Josiah Mc Cracken - Early Life - Football and Track Achievements

Football and Track Achievements

Josiah Calvin McCracken, nicknamed Joe, was born in Lincoln, Tennessee. His earliest known Ulster-Scots ancestors settled in Pennsylvania before the French & Indian War (Seven Years' War). When Joe was 8 years old, his parents moved to Garnett, Kansas, and by the age of 17, the family was living in Sterling, Kansas. Joe excelled at both football as well as track & field events while a school boy in Kansas. He was heavily recruited by the Universities of Kansas, Cornell and Penn. The 1896 University of Kansas football coach was Hector Cowan a Princeton graduate, an 1889 Walter Camp All American football player and a future member of the College Football Hall of Fame. Cowan in addition to coaching KU football was a Presbyterian minister. Joe McCracken was raised in a devout Presbyterian family. After living on the plains of Kansas for fourteen years, Joe in 1896 transferred from Cooper College, a Presbyterian institution (known today as Sterling College) along with University of Kansas transfer John Outland to attend the University of Pennsylvania and played football under future College Football Hall of Fame coach George Washington Woodruff. Both McCracken and Outland would graduate from Penn with degrees in medicine. Unlike Cornell and Penn, the University of Kansas did not have a Medical School in 1896.

While at Penn, McCracken was an all around student athlete, playing varsity football four years, track four years (captain his senior year) and was a member of the gymnastics team.

Joe was named to Walter Camp's College All American football team on three occasions. He was a 3rd team All American in 1897; a 2nd team All American in 1898 and in 1899 a 1st team All American . McCracken played primarily as an offensive fullback and defensive guard. During 1899 he played alongside John Outland (Outland Trophy) and A. R. Kennedy, another transfer students from the University of Kansas football program. McCracken, Outland and Kennedy were known around Philadelphia's Franklin Field as the "Kansas Musketeers". During McCracken's four years of playing football at Penn (1897-1900) the football team compiled a 47-5-2 record.

On May 31, 1898, Joe set a World Record in the hammer throw with a distance of 46.83m (153–8 ft) at a meet in New Jersey.

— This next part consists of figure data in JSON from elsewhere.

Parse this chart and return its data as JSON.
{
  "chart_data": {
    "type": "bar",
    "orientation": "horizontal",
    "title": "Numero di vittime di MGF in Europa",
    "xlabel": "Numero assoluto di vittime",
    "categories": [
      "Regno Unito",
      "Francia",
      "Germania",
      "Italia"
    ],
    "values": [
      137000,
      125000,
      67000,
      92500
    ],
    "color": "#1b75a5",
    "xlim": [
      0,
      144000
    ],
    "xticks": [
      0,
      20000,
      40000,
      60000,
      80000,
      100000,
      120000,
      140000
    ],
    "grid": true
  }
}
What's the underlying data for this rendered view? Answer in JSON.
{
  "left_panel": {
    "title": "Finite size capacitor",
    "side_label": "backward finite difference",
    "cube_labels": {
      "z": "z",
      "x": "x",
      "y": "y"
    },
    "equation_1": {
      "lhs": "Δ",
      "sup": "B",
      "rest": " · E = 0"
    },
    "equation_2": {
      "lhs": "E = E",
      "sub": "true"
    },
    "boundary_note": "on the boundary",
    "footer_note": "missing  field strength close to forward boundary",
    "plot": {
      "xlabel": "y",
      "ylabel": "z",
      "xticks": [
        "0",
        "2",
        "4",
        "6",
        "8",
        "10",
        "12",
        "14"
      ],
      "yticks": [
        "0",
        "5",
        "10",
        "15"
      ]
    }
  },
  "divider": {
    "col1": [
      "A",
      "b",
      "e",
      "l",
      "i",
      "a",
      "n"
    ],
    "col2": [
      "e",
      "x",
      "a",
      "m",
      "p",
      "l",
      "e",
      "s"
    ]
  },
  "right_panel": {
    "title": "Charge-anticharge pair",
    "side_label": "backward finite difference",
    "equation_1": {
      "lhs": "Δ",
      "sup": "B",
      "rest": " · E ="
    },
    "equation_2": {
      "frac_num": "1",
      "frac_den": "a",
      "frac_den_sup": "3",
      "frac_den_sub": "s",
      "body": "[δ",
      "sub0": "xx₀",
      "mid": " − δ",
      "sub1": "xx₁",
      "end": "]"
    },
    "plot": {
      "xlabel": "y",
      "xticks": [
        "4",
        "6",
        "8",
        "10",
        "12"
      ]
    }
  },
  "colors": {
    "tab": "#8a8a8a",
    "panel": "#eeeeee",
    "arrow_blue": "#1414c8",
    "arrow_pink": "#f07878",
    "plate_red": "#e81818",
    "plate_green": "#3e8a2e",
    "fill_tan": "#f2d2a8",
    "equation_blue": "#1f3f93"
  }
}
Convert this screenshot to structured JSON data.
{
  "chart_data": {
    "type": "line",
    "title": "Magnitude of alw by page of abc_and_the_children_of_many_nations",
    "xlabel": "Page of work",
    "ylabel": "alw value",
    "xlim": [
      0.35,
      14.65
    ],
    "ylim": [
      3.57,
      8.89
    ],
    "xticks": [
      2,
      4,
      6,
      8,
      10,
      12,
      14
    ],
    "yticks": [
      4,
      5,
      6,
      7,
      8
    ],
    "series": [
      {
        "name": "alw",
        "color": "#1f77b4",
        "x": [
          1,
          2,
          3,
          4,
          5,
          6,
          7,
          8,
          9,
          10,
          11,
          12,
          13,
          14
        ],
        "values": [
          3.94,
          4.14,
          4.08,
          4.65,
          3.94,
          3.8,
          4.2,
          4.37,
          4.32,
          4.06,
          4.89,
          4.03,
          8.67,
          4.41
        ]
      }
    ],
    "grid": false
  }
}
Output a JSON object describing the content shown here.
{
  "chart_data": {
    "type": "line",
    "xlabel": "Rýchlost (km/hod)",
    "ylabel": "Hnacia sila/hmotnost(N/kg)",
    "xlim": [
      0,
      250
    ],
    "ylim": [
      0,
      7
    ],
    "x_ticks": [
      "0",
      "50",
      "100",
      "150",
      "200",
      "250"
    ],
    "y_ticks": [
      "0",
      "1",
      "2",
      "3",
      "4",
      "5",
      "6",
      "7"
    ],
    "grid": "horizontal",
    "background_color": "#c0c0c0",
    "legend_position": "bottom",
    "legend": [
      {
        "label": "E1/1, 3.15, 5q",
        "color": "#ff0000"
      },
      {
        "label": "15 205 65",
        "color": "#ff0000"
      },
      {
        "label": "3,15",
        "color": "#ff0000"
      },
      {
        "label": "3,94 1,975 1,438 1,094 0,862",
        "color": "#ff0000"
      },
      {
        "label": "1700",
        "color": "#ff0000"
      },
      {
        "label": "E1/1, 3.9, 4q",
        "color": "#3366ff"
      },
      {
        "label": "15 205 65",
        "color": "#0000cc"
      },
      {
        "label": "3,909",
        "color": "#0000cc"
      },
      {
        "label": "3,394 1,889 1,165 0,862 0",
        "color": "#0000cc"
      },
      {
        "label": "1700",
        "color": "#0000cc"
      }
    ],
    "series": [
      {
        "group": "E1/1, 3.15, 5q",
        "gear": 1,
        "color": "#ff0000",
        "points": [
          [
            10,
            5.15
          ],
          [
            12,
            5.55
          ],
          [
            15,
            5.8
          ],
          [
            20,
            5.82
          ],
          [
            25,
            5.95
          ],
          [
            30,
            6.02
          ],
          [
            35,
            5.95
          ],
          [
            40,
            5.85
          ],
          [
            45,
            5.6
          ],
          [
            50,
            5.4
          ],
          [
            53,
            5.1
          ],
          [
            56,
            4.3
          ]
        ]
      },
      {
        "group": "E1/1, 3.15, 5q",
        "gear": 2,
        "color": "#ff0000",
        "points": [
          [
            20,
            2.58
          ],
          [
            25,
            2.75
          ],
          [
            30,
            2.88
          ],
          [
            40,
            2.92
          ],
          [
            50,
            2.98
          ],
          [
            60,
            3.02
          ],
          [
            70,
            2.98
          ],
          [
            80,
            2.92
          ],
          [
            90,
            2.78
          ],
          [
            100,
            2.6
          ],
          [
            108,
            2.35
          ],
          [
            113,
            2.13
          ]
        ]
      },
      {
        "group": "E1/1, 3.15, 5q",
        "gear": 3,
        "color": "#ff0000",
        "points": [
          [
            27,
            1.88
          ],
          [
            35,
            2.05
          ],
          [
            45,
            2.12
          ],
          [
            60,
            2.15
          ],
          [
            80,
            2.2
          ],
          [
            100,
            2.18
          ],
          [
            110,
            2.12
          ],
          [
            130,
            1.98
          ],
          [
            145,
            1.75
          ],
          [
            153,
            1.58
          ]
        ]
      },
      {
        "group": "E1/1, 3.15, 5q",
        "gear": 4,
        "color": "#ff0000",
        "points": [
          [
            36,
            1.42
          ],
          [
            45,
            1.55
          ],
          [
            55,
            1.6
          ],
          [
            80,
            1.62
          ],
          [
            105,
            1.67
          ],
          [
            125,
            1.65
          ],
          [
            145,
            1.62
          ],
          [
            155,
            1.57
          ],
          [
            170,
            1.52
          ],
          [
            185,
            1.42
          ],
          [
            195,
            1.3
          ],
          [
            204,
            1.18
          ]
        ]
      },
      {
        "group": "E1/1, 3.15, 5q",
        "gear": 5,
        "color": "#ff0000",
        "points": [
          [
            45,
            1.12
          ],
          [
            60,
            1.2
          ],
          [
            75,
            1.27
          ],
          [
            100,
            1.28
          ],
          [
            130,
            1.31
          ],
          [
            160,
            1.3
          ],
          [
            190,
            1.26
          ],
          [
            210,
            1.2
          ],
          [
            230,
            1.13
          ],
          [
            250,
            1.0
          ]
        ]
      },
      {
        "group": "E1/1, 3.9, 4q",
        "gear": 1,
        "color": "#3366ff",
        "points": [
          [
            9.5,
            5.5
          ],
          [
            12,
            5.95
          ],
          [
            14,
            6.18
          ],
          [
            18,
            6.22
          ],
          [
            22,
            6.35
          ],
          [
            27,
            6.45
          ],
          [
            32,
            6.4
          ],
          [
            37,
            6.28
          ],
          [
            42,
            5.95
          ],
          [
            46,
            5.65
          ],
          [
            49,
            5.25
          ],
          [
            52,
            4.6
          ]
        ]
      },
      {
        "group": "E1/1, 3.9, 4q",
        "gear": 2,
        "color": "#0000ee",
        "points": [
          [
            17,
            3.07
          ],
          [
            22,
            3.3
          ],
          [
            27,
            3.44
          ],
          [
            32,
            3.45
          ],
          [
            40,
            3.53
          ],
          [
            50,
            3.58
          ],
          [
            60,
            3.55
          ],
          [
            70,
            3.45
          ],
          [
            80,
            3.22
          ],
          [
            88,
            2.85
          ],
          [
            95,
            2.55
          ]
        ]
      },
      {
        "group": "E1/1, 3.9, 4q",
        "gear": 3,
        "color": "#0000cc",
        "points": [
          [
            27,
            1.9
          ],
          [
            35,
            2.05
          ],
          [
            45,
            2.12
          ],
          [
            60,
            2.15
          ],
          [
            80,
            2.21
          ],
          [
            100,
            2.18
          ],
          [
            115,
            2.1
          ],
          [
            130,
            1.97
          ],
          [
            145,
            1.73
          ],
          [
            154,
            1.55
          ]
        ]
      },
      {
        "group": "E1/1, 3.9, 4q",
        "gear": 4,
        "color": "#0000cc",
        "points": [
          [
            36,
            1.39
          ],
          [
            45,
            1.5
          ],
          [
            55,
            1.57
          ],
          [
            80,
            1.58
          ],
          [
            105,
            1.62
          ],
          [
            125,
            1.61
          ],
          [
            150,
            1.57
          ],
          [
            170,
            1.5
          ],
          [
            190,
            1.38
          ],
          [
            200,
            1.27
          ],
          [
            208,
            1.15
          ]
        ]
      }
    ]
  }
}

After college he won a silver and bronze medal at the 1900 Paris Olympics .

McCracken was elected president of his class all four years at Penn, was president of the Christian Association three years, president of the Houston Club one year and an associate editor of the student newspaper, The Pennsylvanian. A New York Times article of April 11, 1901 described him as "the University of Pennsylvania's best all around athlete and the most popular man at the university..." When Joe graduated in 1901 with his medical degree and while receiving his diploma the whole audience rose to their feet and loudly applauded, an ovation never before given in the history of the University.